Premier and minister of finance Sandy Silver presented a $1.97 billion budget on March 3, with record capital expenditures and a $39.5 million projected surplus.
The budget includes $547 million in capital spending, which is a 26 per cent increase over last year, and $1.42 billion in operations and maintenance. The budget does not include any tax increases.
Silver defended the major spending by noting that the Liberal government has a five-year capital spending plan. He said the Yukon needs “to invest heavily” in order to keep up with the growing population.
“When is enough, enough? We’re maintaining a surplus and we’ve exponentially increased the amount of capital dollars getting out the door,” said Silver. “We’re making sure that we’re balancing our budget. We’re keeping a constant look on net debt compared to revenues.”
Net debt is sitting at $207 million in this budget, and projected to rise over the next five years. This is attributed to aggressive infrastructure spending.
The report accompanying the budget notes that Yukon’s real GDP growth is forecasted at 9.6 per cent. The unemployment rate is also the lowest in Canada at 3.3 per cent.
Transfers from Canada, which make up the bulk of the territory’s revenue stream, are up 5.2 per cent compared to last year’s estimate.
Silver acknowledged that the provinces and territories can’t necessarily rely on that amount continuing to increase year over year over the next decade.
“We’ve had the finance minister of Canada tell us, ‘You know, we spent a lot of money in COVID. And we’re warning that some things are going to have to slow down. We are cognizant that the federal government is signaling, maybe a new a new approach in how they’re going to budget,” said Silver.
“But the [transfer payment] is a very steady line of financing. So if you’re going to see a trend, you’d see it year by year before. Suffice to say it does really bring to bear the importance of own-source revenue,” he said.
The report’s financial outlook notes that mining production is up and mineral prices are elevated two years after the onset of the pandemic. While tourism continues to lag due to the COVID-19 pandemic, the government is optimistic that a busy summer season is coming.
The Liberal’s budget address focused on the five big areas of spending: housing, education, healthcare, green energy and infrastructure.
Each of the rural communities will also be getting infrastructure upgrades in addition to arts spending and a new facility for gymnastics and climbing.
Spending on housing includes $26 million for lot development, $11 million for residential construction incentives and new housing developments in Old Crow, Watson Lake and Carcross.
As usual, healthcare funding takes up the largest share of the budget. The government is also planning to implement some costly recommendations from the Putting People First report, including universal dental.
Included within health and social are new line items meant to combat the drug overdose crisis.
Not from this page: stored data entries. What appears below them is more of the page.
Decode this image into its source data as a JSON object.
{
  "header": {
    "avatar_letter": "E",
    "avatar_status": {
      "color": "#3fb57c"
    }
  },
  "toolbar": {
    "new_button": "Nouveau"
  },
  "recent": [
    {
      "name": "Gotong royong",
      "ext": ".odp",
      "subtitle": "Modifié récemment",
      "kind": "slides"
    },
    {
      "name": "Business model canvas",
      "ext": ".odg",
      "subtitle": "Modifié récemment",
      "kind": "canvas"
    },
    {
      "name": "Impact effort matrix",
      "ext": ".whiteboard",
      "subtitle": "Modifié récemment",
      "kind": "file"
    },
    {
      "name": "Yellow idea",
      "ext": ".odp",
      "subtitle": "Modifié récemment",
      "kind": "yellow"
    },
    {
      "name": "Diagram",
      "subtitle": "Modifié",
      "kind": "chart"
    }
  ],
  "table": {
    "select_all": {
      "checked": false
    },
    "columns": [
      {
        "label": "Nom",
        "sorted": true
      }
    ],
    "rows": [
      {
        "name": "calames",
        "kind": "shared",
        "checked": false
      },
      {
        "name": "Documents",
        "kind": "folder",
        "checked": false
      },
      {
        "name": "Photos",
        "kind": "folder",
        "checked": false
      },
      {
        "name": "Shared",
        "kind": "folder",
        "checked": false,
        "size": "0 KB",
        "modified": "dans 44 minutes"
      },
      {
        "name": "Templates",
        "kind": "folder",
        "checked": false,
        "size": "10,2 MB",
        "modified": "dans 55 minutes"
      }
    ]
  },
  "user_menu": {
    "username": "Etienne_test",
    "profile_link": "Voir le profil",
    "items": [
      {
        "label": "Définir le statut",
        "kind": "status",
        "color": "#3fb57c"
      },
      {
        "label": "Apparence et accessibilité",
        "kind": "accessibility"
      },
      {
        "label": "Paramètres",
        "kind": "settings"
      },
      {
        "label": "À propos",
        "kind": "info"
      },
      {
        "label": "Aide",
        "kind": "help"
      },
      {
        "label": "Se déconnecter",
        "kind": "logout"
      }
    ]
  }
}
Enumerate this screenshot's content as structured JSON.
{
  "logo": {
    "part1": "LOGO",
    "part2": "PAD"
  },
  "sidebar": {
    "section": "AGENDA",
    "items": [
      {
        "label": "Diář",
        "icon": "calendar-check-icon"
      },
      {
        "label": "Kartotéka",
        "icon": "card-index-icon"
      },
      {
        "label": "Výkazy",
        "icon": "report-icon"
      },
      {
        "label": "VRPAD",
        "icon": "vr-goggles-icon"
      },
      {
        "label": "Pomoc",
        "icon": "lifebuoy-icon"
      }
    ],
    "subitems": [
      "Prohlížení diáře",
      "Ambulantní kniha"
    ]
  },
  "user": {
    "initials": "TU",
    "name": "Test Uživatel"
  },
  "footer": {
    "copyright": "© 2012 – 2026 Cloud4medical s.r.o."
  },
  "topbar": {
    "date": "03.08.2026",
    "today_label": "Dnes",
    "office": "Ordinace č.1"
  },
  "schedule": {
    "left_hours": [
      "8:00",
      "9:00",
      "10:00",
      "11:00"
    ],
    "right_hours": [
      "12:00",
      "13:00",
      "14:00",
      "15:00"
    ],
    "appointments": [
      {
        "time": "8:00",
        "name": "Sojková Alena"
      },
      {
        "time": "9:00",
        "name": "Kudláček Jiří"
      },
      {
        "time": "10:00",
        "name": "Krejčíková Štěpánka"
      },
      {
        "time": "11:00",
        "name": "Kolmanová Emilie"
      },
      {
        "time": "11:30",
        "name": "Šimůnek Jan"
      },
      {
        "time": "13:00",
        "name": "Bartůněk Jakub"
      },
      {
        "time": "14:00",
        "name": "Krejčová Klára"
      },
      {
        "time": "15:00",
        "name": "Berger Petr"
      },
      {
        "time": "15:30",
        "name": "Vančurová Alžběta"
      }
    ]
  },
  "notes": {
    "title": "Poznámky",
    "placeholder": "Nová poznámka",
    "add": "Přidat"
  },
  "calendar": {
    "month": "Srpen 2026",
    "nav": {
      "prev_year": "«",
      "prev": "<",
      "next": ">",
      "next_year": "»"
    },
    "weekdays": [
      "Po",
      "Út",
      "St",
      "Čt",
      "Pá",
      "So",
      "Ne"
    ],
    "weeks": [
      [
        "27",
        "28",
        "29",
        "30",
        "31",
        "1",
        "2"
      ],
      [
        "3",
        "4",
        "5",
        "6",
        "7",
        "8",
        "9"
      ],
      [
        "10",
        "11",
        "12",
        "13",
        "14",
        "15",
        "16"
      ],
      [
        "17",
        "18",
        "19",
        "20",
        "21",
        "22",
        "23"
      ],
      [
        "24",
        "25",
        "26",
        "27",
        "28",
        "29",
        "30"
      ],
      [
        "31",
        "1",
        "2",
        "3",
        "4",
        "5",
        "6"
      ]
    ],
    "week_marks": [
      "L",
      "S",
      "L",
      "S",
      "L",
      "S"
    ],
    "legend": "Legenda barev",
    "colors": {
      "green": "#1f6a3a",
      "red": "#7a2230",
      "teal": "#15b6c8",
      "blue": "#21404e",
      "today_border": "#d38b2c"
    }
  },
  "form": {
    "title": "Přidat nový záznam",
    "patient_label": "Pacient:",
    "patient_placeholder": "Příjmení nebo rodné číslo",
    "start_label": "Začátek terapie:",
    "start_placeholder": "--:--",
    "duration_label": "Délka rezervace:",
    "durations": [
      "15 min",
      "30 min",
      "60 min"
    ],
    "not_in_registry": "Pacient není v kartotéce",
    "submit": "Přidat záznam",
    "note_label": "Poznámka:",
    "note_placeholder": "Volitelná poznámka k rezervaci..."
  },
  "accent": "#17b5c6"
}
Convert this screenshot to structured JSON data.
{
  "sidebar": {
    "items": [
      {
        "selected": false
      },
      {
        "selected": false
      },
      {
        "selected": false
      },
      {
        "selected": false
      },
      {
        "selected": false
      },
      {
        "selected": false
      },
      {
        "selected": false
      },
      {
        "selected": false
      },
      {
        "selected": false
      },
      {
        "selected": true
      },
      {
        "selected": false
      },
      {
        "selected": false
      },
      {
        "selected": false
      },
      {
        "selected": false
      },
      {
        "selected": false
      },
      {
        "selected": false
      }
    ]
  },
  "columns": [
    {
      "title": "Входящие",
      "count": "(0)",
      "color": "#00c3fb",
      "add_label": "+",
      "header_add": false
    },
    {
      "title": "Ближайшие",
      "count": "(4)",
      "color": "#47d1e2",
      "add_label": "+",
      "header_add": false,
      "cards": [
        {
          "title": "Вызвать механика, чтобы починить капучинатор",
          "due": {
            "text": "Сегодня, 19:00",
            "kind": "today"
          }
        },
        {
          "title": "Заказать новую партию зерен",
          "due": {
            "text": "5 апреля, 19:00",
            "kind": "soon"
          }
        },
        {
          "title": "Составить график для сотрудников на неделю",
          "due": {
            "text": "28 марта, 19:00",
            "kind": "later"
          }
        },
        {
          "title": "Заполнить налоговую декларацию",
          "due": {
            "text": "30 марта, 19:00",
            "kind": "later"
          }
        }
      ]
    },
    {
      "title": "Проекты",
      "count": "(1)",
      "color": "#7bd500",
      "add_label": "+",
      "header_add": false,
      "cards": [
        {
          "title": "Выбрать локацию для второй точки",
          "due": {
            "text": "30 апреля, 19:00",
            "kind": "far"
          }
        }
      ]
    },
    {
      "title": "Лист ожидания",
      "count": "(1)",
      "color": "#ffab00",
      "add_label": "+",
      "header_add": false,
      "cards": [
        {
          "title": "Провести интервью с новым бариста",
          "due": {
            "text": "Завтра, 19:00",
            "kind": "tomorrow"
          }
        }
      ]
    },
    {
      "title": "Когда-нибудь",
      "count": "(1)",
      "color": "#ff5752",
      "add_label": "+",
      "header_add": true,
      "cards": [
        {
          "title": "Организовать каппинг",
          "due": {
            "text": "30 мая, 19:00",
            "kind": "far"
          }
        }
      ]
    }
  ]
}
In total, $79.6 million is designated for “social supports, mental wellness supports and substance use programs” that include funding for safe supply, a mental health walk-in clinic and the supervised consumption site.
Teachers and early childhood educators will be getting a raise this year, and a new school is being structured in Whistle Bend and planned in Burwash Landing.
Implementing the Our Clean Future plan will also cost money. Among already announced plans to expand electric vehicle charging, the budget also includes $32.6 million for green infrastructure and retrofits and $2.5 million for renewable energy projects.
Around $866,000 is being set aside for flood mapping and preparation after a disastrous 2021 summer in southern Yukon.
Major infrastructure spending includes continued funding for the Dempster Fibre project, $71.6 million for road repairs, $10.8 million for the Resource Gateway projects and $51.3 million for aviation upgrades.
Both the NDP and Yukon Party opposition leaders described Premier Silver’s address to the house as lacking passion.
“The budget itself, I think, is pretty short on any sort of new vision or innovation. There’s nothing that is in any way trying to get a new direction. It is very much a status quo budget,” said Currie Dixon.
Under the CASA agreement, the NDP is obligated to vote in support of the budget. In exchange for support, it includes funding for several agreed-on policies, including universal dental and a safe consumption site.
Still, leader Kate White said she was looking for more.
“We’re coming out of COVID. Here’s an opportunity to reinvent what we thought was normal. Here’s an opportunity to lay out a grand ambition of things that we’re going to do. And that’s not what it was,” she said. “it was lackluster. A lot of money flying around, though.”
White said it wasn’t convinced that spending in the budget will go far enough to solve the housing shortage, overdose crisis or lack of family doctors for Yukoners.
Dixon said the economic indicators being touted by the Liberals — a good GDP forecast and relatively low unemployment — weren’t reflected in conversations he has had with small businesses.
“Most small business owners have not seen growth and opportunity,” he said. “This government obviously seems out of touch with that.”